Choose Basis Functions

Basis functions convert occupation states into numerical features for local cluster expansion.

Occupation State Indices

kMCpy stores active-site occupations as state indices. For a site with allowed species:

["Na", "X"]

state 0 means Na and state 1 means vacancy X.

For:

["Si", "P", "Al"]

state 0 means Si, state 1 means P, and state 2 means Al.

The allowed species order in site_mapping therefore matters.

Chebyshev Basis

For a site with q allowed species, kMCpy uses q - 1 non-constant Chebyshev site functions. A cluster feature is a product of the selected site functions over the sites in that cluster.

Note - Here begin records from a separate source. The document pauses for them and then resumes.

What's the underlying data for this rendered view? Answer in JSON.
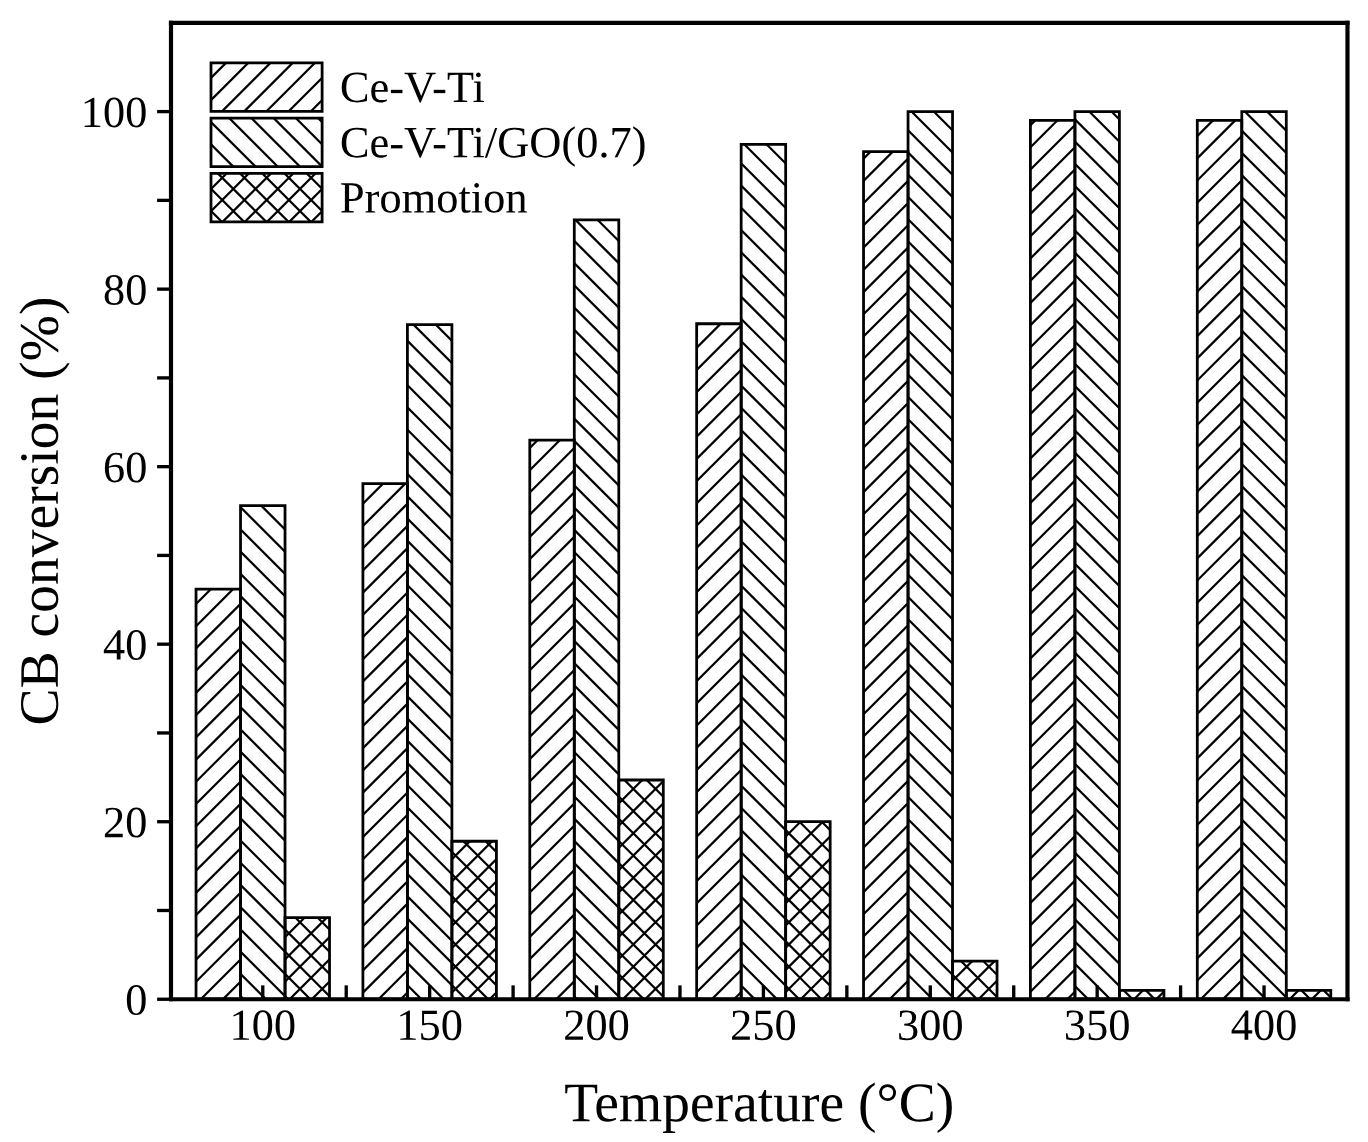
{
  "chart_data": {
    "type": "bar",
    "xlabel": "Temperature (°C)",
    "ylabel": "CB conversion (%)",
    "categories": [
      "100",
      "150",
      "200",
      "250",
      "300",
      "350",
      "400"
    ],
    "series": [
      {
        "name": "Ce-V-Ti",
        "color": "#000000",
        "values": [
          46.2,
          58.1,
          63.0,
          76.1,
          95.5,
          99.0,
          99.0
        ]
      },
      {
        "name": "Ce-V-Ti/GO(0.7)",
        "color": "#000000",
        "values": [
          55.6,
          76.0,
          87.8,
          96.3,
          100,
          100,
          100
        ]
      },
      {
        "name": "Promotion",
        "color": "#000000",
        "values": [
          9.2,
          17.8,
          24.7,
          20.0,
          4.3,
          1.0,
          1.0
        ]
      }
    ],
    "ylim": [
      0,
      110
    ],
    "yticks": [
      0,
      {
        "value": 10,
        "label": null
      },
      20,
      {
        "value": 30,
        "label": null
      },
      40,
      {
        "value": 50,
        "label": null
      },
      60,
      {
        "value": 70,
        "label": null
      },
      80,
      {
        "value": 90,
        "label": null
      },
      100
    ],
    "grid": false,
    "legend": "top left"
  }
}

This means multicomponent sites naturally create more decorated features:

Site States

Non-Constant Site Functions

2

1

3

2

4

3

A pair of two four-state sites can therefore contribute up to 3 x 3 decorated pair features.

Cost

More species per site increases the number of decorated cluster features. The largest cost usually appears during correlation-matrix construction and fitting, not during the accepted-hop update itself.

Keep the local cutoff and cluster cutoffs physically motivated. A larger basis is useful only if the training data can constrain it.

Practical Rules

  • Use basis_type="chebyshev" for multicomponent active sites.

  • Keep the same site_mapping species order throughout fitting and kMC.

  • Refit if you change the basis, local site order, cutoff, or allowed species.

  • Check the correlation matrix shape before fitting.